Perrone - Essa história de melhor jogador acho que o Kiko definiu muito bem na entrevista que deu para seu blog. Na verdade, eu falo no artigo que só vi essa partida do Szabo e que foi contra um time do Guanabara cheio de garotos. Eu também só o conheci como mito, pelas histórias que o pessoal mais velho contava. A impressão que me passaram é que ele foi extraordinário como goleador, mas que, em termos internacionais e como jogador completo, outros de sua época teriam sido melhores. O que sei é que era um cara super simpático e que sempre conversou comigo, na época que era técnico do Paulistano, com a maior atenção e carinho.
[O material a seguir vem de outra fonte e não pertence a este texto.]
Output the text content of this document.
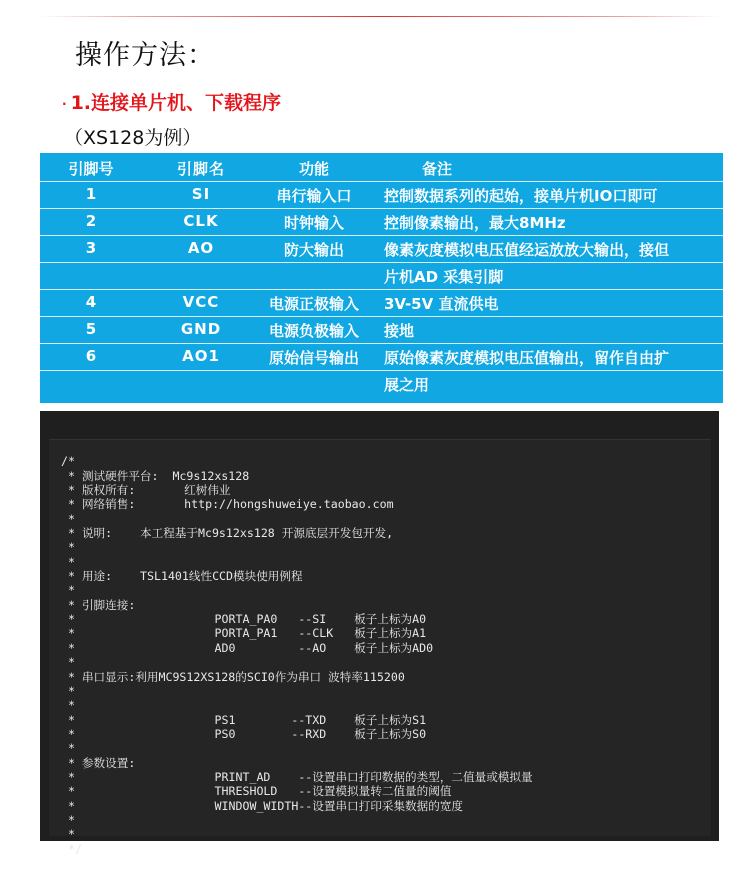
操作方法：
· 1.连接单片机、下载程序
（XS128为例）
引脚号	引脚名	功能	备注
1	SI	串行输入口	控制数据系列的起始，接单片机IO口即可
2	CLK	时钟输入	控制像素输出，最大8MHz
3	AO	防大输出	像素灰度模拟电压值经运放放大输出，接但
片机AD 采集引脚
4	VCC	电源正极输入	3V-5V 直流供电
5	GND	电源负极输入	接地
6	AO1	原始信号输出	原始像素灰度模拟电压值输出，留作自由扩
展之用

/*
* 测试硬件平台:  Mc9s12xs128
* 版权所有:       红树伟业
* 网络销售:       http://hongshuweiye.taobao.com
*
* 说明:    本工程基于Mc9s12xs128 开源底层开发包开发,
*
*
* 用途:    TSL1401线性CCD模块使用例程
*
* 引脚连接:
*                    PORTA_PA0   --SI    板子上标为A0
*                    PORTA_PA1   --CLK   板子上标为A1
*                    AD0         --AO    板子上标为AD0
*
* 串口显示:利用MC9S12XS128的SCI0作为串口 波特率115200
*
*
*                    PS1        --TXD    板子上标为S1
*                    PS0        --RXD    板子上标为S0
*
* 参数设置:
*                    PRINT_AD    --设置串口打印数据的类型，二值量或模拟量
*                    THRESHOLD   --设置模拟量转二值量的阈值
*                    WINDOW_WIDTH--设置串口打印采集数据的宽度
*
*
*/
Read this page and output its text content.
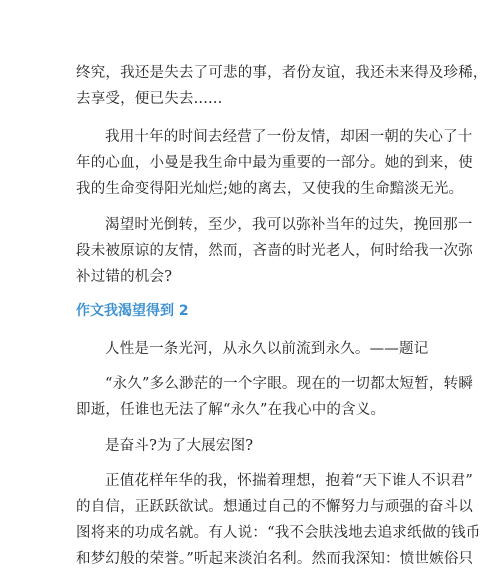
终究，我还是失去了可悲的事，者份友谊，我还未来得及珍稀，
去享受，便已失去......

我用十年的时间去经营了一份友情，却困一朝的失心了十
年的心血，小曼是我生命中最为重要的一部分。她的到来，使
我的生命变得阳光灿烂;她的离去，又使我的生命黯淡无光。

渴望时光倒转，至少，我可以弥补当年的过失，挽回那一
段未被原谅的友情，然而，吝啬的时光老人，何时给我一次弥
补过错的机会?

作文我渴望得到 2

人性是一条光河，从永久以前流到永久。——题记

“永久”多么渺茫的一个字眼。现在的一切都太短暂，转瞬
即逝，任谁也无法了解“永久”在我心中的含义。

是奋斗?为了大展宏图?

正值花样年华的我，怀揣着理想，抱着“天下谁人不识君”
的自信，正跃跃欲试。想通过自己的不懈努力与顽强的奋斗以
图将来的功成名就。有人说：“我不会肤浅地去追求纸做的钱币
和梦幻般的荣誉。”听起来淡泊名利。然而我深知：愤世嫉俗只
Uma pena que morreu tão novo, pois ainda tinha muita coisa para nos ensinar.

Pólo Ceará – Há quantos anos você joga Pólo Aquático? Por tudo que você já viu, há mais motivos para desanimar ou para acreditar em dias melhores?

Perrone – Comecei em 1964, no Guanabara. São 42 anos, portanto. Sou otimista, por convicção. Hoje temos muito mais condições de infra-estrutura e recursos tecnológicos para melhorar do que há 40, 30, 20 ou 10 anos. Até pouco tempo atrás, tudo o que se sabia do esporte no resto do mundo era através de comunicação boca a boca quando alguém viajava para uma Olimpíada ou Mundial.
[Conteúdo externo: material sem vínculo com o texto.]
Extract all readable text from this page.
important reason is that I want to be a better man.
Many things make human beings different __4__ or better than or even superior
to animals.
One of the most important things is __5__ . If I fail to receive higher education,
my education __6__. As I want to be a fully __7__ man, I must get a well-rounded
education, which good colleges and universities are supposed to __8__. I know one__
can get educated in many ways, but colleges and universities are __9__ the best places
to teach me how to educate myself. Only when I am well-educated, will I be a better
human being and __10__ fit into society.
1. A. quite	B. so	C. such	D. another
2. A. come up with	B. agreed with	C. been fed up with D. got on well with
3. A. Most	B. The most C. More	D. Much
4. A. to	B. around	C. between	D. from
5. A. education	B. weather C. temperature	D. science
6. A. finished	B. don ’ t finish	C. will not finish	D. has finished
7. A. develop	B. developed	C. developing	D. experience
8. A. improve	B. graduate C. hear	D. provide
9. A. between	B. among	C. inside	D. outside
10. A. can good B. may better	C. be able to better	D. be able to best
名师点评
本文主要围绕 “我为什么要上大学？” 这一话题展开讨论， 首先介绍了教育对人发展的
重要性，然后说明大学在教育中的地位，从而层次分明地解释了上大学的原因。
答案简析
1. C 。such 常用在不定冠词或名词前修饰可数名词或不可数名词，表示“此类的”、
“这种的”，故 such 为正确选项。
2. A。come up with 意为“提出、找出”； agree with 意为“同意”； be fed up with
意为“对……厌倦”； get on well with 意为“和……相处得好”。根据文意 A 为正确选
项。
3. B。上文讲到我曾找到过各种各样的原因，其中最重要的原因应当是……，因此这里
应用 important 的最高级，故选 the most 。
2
Hoje, além de jogos na TV e site especializados com comentários, fotos e vídeos, você pode conversar e trocar idéias com técnicos de todo o mundo sem qualquer custo. Vocês aí no Ceará podem, por exemplo, filmar um treino de homem a mais, pedir a um técnico no Rio para analisar e dar sugestões e ter a resposta no mesmo dia, para corrigir no treino do dia seguinte. Imagina o que o Amaral teria de ter feito para conseguir algo assim há vinte anos atrás. Agora, o que está faltando mesmo, como diversas pessoas já disseram (o último foi o Pedro Lima, no site http://www.poloaquatico.com.br/), é um planejamento de longo prazo para direcionar os esforços. É como se tivéssemos um carro atolado e um monte de gente para empurrar. Só que cada um empurra em um momento e direção diferentes. E depois fica reclamando e dizendo que fez a sua parte.

Isso vale não só para o pólo como para o esporte em geral. Na última eleição presidencial, me dei ao trabalho de olhar diversos programas de partidos e nenhum deles tinha uma política esportiva. Até hoje, por incrível que pareça, nossos políticos ainda não entenderam que os países desenvolvidos não incentivam o esporte para ganhar medalhas no próximo Pan ou na próxima Olimpíada, e sim para ter uma população mais saudável, mais disciplinada e com melhor qualidade de vida.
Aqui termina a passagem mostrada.